Txt Me Back? The Mobility of Mobiles

Arkotong Longkumer

For a long time I resisted Mobile Phones. For me, there was no lure, nor was there any excitement of owning one. I objected to the way Mobile Phones become such a nuisance in life. Every time a conversation starts, the ubiquitous ringing tone shatters the peaceful coexistence, the moment when you believed that no one could intrude upon the sharing of two voices. Now suddenly, the “voice” of mobility wants attention. Or, after a delightful film, when you hope to discuss the film with your mates over a pint of beer, the side glance becomes an all too familiar ritual, as they key in the fearful “turn silence off” on their Mobiles, waking up their electronic companion. The nagging feeling is that the Mobile refuses to be in hibernation. It does not have a lunch break, nor does it have a lying period, nor does it sleep. It escapes classification; it is with you 24/7.

When I was Mobile free, my life was easy to arrange. I would plan my entire week with my friends according to my itinerary and I would meet them at a prescribed time and place, without having to text them that I had arrived, or whether I was five minutes away, or whether I was standing on the right side of the road, and could see them on the other side. And I had no excuse to be late, neither did they. Their lateness would be punctuated with their usual excuse, “sorry, I forgot my Mobile”.

Being Mobile free afforded me a certain lifestyle that my friends did not have. I was not involved in any change of plans, or last minute hiccups, because people knew that I did not have that dreaded appendage. The only appendage I coveted, in whatever topsy-turvy way, was my Wok. Yes, that indomitable frying pan.

There is something a Wok offers which the Mobile does not. First, it does not have a voice. Second, you control the frying pan, how you sauté the vegetable does not depend on the voice on the “other” side. Third, you don’t have to charge it, or top it up with credit, you just rinse it with the fine public water supply. Finally, you don’t carry it around like you do a Mobile. Okay, okay, the last one is a little silly. 

The pressure of owning finally became too much, I was completely helpless, circumstances provoked me to go to a store and buy one. First of all, I decided to make the long journey alone; bachelorhood, with my individuality and dirty couch, I knew, was all about gone. The only thing I lacked was a Priest to bless the Holy Matrimony. Like a wedding, my friends were all waiting at the reception with food, wine, and a loud grin on all their faces. I unveiled my bride, a Sagem from the blue race, with outmost indifference; and faced the usual just-got-married jokes: “Oh, where did you find her; she is going to give you hell, she will never leave you alone.” That dreaded losing-your-individuality joke erupted with the uncorking of a cheap red wine; we all laughed and toasted to the future. 

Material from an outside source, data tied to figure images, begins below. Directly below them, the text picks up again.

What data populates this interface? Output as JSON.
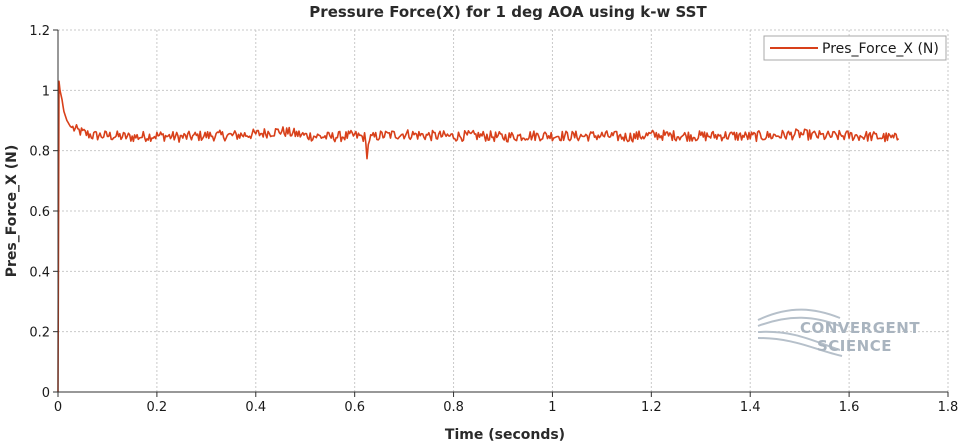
{
  "chart_data": {
    "type": "line",
    "title": "Pressure Force(X) for 1 deg AOA using k-w SST",
    "xlabel": "Time (seconds)",
    "ylabel": "Pres_Force_X (N)",
    "xlim": [
      0,
      1.8
    ],
    "ylim": [
      0,
      1.2
    ],
    "xticks": [
      "0",
      "0.2",
      "0.4",
      "0.6",
      "0.8",
      "1",
      "1.2",
      "1.4",
      "1.6",
      "1.8"
    ],
    "yticks": [
      "0",
      "0.2",
      "0.4",
      "0.6",
      "0.8",
      "1",
      "1.2"
    ],
    "grid": true,
    "legend_position": "top-right",
    "series": [
      {
        "name": "Pres_Force_X (N)",
        "color": "#d8401a",
        "x": [
          0,
          0.002,
          0.004,
          0.008,
          0.012,
          0.018,
          0.025,
          0.035,
          0.05,
          0.07,
          0.1,
          0.15,
          0.2,
          0.25,
          0.3,
          0.35,
          0.4,
          0.45,
          0.5,
          0.55,
          0.6,
          0.62,
          0.625,
          0.63,
          0.65,
          0.7,
          0.75,
          0.8,
          0.85,
          0.9,
          0.95,
          1.0,
          1.05,
          1.1,
          1.15,
          1.2,
          1.25,
          1.3,
          1.35,
          1.4,
          1.45,
          1.5,
          1.55,
          1.6,
          1.65,
          1.7
        ],
        "y": [
          0,
          1.03,
          1.0,
          0.97,
          0.93,
          0.9,
          0.88,
          0.87,
          0.86,
          0.85,
          0.85,
          0.845,
          0.85,
          0.845,
          0.85,
          0.85,
          0.855,
          0.865,
          0.85,
          0.845,
          0.85,
          0.845,
          0.79,
          0.84,
          0.85,
          0.855,
          0.85,
          0.848,
          0.85,
          0.845,
          0.85,
          0.85,
          0.848,
          0.85,
          0.845,
          0.852,
          0.85,
          0.848,
          0.85,
          0.847,
          0.85,
          0.855,
          0.848,
          0.85,
          0.847,
          0.84
        ]
      }
    ]
  },
  "watermark": {
    "line1": "CONVERGENT",
    "line2": "SCIENCE"
  }
}
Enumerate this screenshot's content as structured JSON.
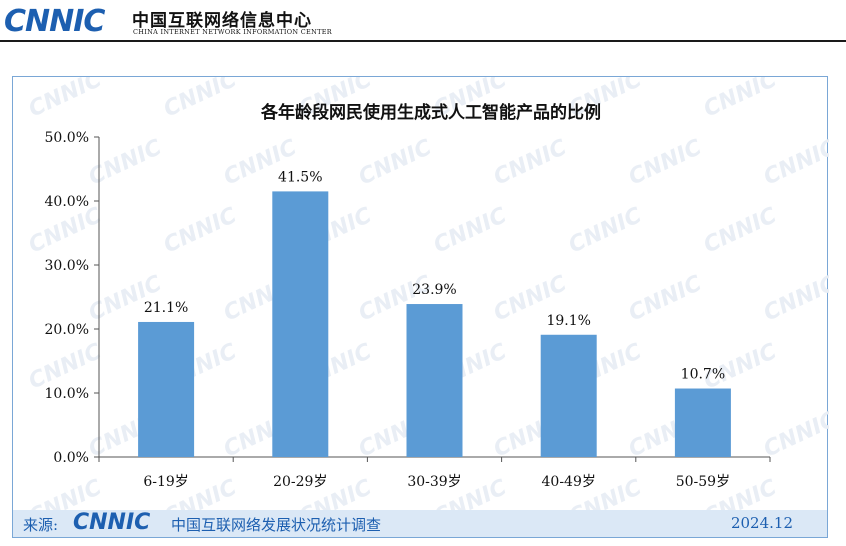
{
  "header": {
    "logo": "CNNIC",
    "org_cn": "中国互联网络信息中心",
    "org_en": "CHINA INTERNET NETWORK INFORMATION CENTER"
  },
  "chart_data": {
    "type": "bar",
    "title": "各年龄段网民使用生成式人工智能产品的比例",
    "categories": [
      "6-19岁",
      "20-29岁",
      "30-39岁",
      "40-49岁",
      "50-59岁"
    ],
    "values": [
      21.1,
      41.5,
      23.9,
      19.1,
      10.7
    ],
    "value_labels": [
      "21.1%",
      "41.5%",
      "23.9%",
      "19.1%",
      "10.7%"
    ],
    "ylim": [
      0,
      50
    ],
    "y_ticks": [
      "0.0%",
      "10.0%",
      "20.0%",
      "30.0%",
      "40.0%",
      "50.0%"
    ],
    "bar_color": "#5b9bd5",
    "grid": false,
    "legend": "none"
  },
  "footer": {
    "source_label": "来源:",
    "source_logo": "CNNIC",
    "source_text": "中国互联网络发展状况统计调查",
    "date": "2024.12"
  },
  "colors": {
    "brand": "#1d5fb0",
    "footer_bg": "#dbe8f6",
    "frame": "#7aa7d6"
  }
}
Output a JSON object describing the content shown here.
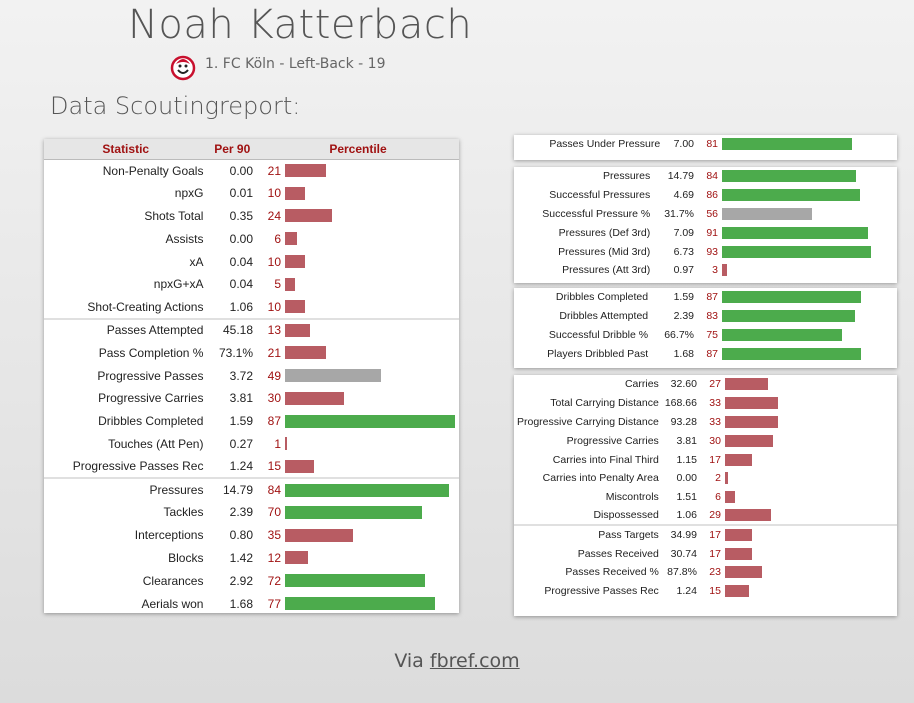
{
  "header": {
    "player_name": "Noah Katterbach",
    "subtitle": "1. FC Köln - Left-Back - 19",
    "section_title": "Data Scoutingreport:"
  },
  "colors": {
    "good": "#4cab4c",
    "mid": "#a7a7a7",
    "bad": "#b85c63",
    "percentile_text": "#a01212"
  },
  "left_table": {
    "headers": {
      "statistic": "Statistic",
      "per90": "Per 90",
      "percentile": "Percentile"
    },
    "groups": [
      [
        {
          "stat": "Non-Penalty Goals",
          "value": "0.00",
          "pct": 21
        },
        {
          "stat": "npxG",
          "value": "0.01",
          "pct": 10
        },
        {
          "stat": "Shots Total",
          "value": "0.35",
          "pct": 24
        },
        {
          "stat": "Assists",
          "value": "0.00",
          "pct": 6
        },
        {
          "stat": "xA",
          "value": "0.04",
          "pct": 10
        },
        {
          "stat": "npxG+xA",
          "value": "0.04",
          "pct": 5
        },
        {
          "stat": "Shot-Creating Actions",
          "value": "1.06",
          "pct": 10
        }
      ],
      [
        {
          "stat": "Passes Attempted",
          "value": "45.18",
          "pct": 13
        },
        {
          "stat": "Pass Completion %",
          "value": "73.1%",
          "pct": 21
        },
        {
          "stat": "Progressive Passes",
          "value": "3.72",
          "pct": 49
        },
        {
          "stat": "Progressive Carries",
          "value": "3.81",
          "pct": 30
        },
        {
          "stat": "Dribbles Completed",
          "value": "1.59",
          "pct": 87
        },
        {
          "stat": "Touches (Att Pen)",
          "value": "0.27",
          "pct": 1
        },
        {
          "stat": "Progressive Passes Rec",
          "value": "1.24",
          "pct": 15
        }
      ],
      [
        {
          "stat": "Pressures",
          "value": "14.79",
          "pct": 84
        },
        {
          "stat": "Tackles",
          "value": "2.39",
          "pct": 70
        },
        {
          "stat": "Interceptions",
          "value": "0.80",
          "pct": 35
        },
        {
          "stat": "Blocks",
          "value": "1.42",
          "pct": 12
        },
        {
          "stat": "Clearances",
          "value": "2.92",
          "pct": 72
        },
        {
          "stat": "Aerials won",
          "value": "1.68",
          "pct": 77
        }
      ]
    ]
  },
  "right_panels": [
    [
      {
        "stat": "Passes Under Pressure",
        "value": "7.00",
        "pct": 81
      }
    ],
    [
      {
        "stat": "Pressures",
        "value": "14.79",
        "pct": 84
      },
      {
        "stat": "Successful Pressures",
        "value": "4.69",
        "pct": 86
      },
      {
        "stat": "Successful Pressure %",
        "value": "31.7%",
        "pct": 56
      },
      {
        "stat": "Pressures (Def 3rd)",
        "value": "7.09",
        "pct": 91
      },
      {
        "stat": "Pressures (Mid 3rd)",
        "value": "6.73",
        "pct": 93
      },
      {
        "stat": "Pressures (Att 3rd)",
        "value": "0.97",
        "pct": 3
      }
    ],
    [
      {
        "stat": "Dribbles Completed",
        "value": "1.59",
        "pct": 87
      },
      {
        "stat": "Dribbles Attempted",
        "value": "2.39",
        "pct": 83
      },
      {
        "stat": "Successful Dribble %",
        "value": "66.7%",
        "pct": 75
      },
      {
        "stat": "Players Dribbled Past",
        "value": "1.68",
        "pct": 87
      }
    ],
    [
      {
        "stat": "Carries",
        "value": "32.60",
        "pct": 27
      },
      {
        "stat": "Total Carrying Distance",
        "value": "168.66",
        "pct": 33
      },
      {
        "stat": "Progressive Carrying Distance",
        "value": "93.28",
        "pct": 33
      },
      {
        "stat": "Progressive Carries",
        "value": "3.81",
        "pct": 30
      },
      {
        "stat": "Carries into Final Third",
        "value": "1.15",
        "pct": 17
      },
      {
        "stat": "Carries into Penalty Area",
        "value": "0.00",
        "pct": 2
      },
      {
        "stat": "Miscontrols",
        "value": "1.51",
        "pct": 6
      },
      {
        "stat": "Dispossessed",
        "value": "1.06",
        "pct": 29
      },
      {
        "stat": "Pass Targets",
        "value": "34.99",
        "pct": 17,
        "sep": true
      },
      {
        "stat": "Passes Received",
        "value": "30.74",
        "pct": 17
      },
      {
        "stat": "Passes Received %",
        "value": "87.8%",
        "pct": 23
      },
      {
        "stat": "Progressive Passes Rec",
        "value": "1.24",
        "pct": 15
      }
    ]
  ],
  "footer": {
    "prefix": "Via",
    "link": "fbref.com"
  }
}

Life has been good, I must say. I have become the butt of many a Mobile joke. I am no longer the Puritan hard-liner, the Savage Hero; now I am the loser, the unwilling mascot of the Mobile crowd. Now, I am required to be late, lost, and loved, just by texting. I am cute with a Mobile around my ears, or should I say, I have become one of the in-crowd. I am one of the select majority who can ask the question: “Is that a contract phone, or pay-as-you-go?” “Oh, give me a miss call once you reach my flat, or txt me wid da plans for da nite, G8. Ciao.” Suddenly, my English has become better, or should I say G8. I speak Moblish.

I must say, though, Mobiles have had some positive impact on my life now. I have better access to my friends, and a real plus is that I can connect easily with my work. I also have instant access to telephonic conversations wherever and whenever I please. However, new fears and greater dependency are created all the time. What if I lose my leg while walking, I must be able to call emergency services, or what if one friend decides to ditch me last minute, I can always call another. The need for community is only accentuated with the never-ending contact list. Should I call my General Practitioner, the plumber, or the pet store? 

The real plus point is in parties when you exchange phone numbers by giving each other missed calls and then adding them to your contact list, getting only their first names, or Mobile names, like the Nocturnal Nighthawk, or the even better, Busy Betty. Of course, the real “miss” is that you fail to contact them (their real names are mostly forgotten).

Your social life seems busier as you look through that never-ending contact list, making life a little bit more pretentious. Or the reward when you turn off your Mobile, giving your contacts the impression that you are busy doing something worthwhile, a habit I can’t get out of. And I always love the rationale, “Did I miss you, I was busy, what’s up? Text me back.” It creates a make believe world of seeming to be busy even when one is not. The excesses of the world come to you, into the tiny screen. Life is made smaller like the tiny fairy lights in a Chinese take out or the glowing light of the taxi. 

The fading glow of my Mobile requires attention. The taxi is here; I search the contact list for the Chinese take out. Chow.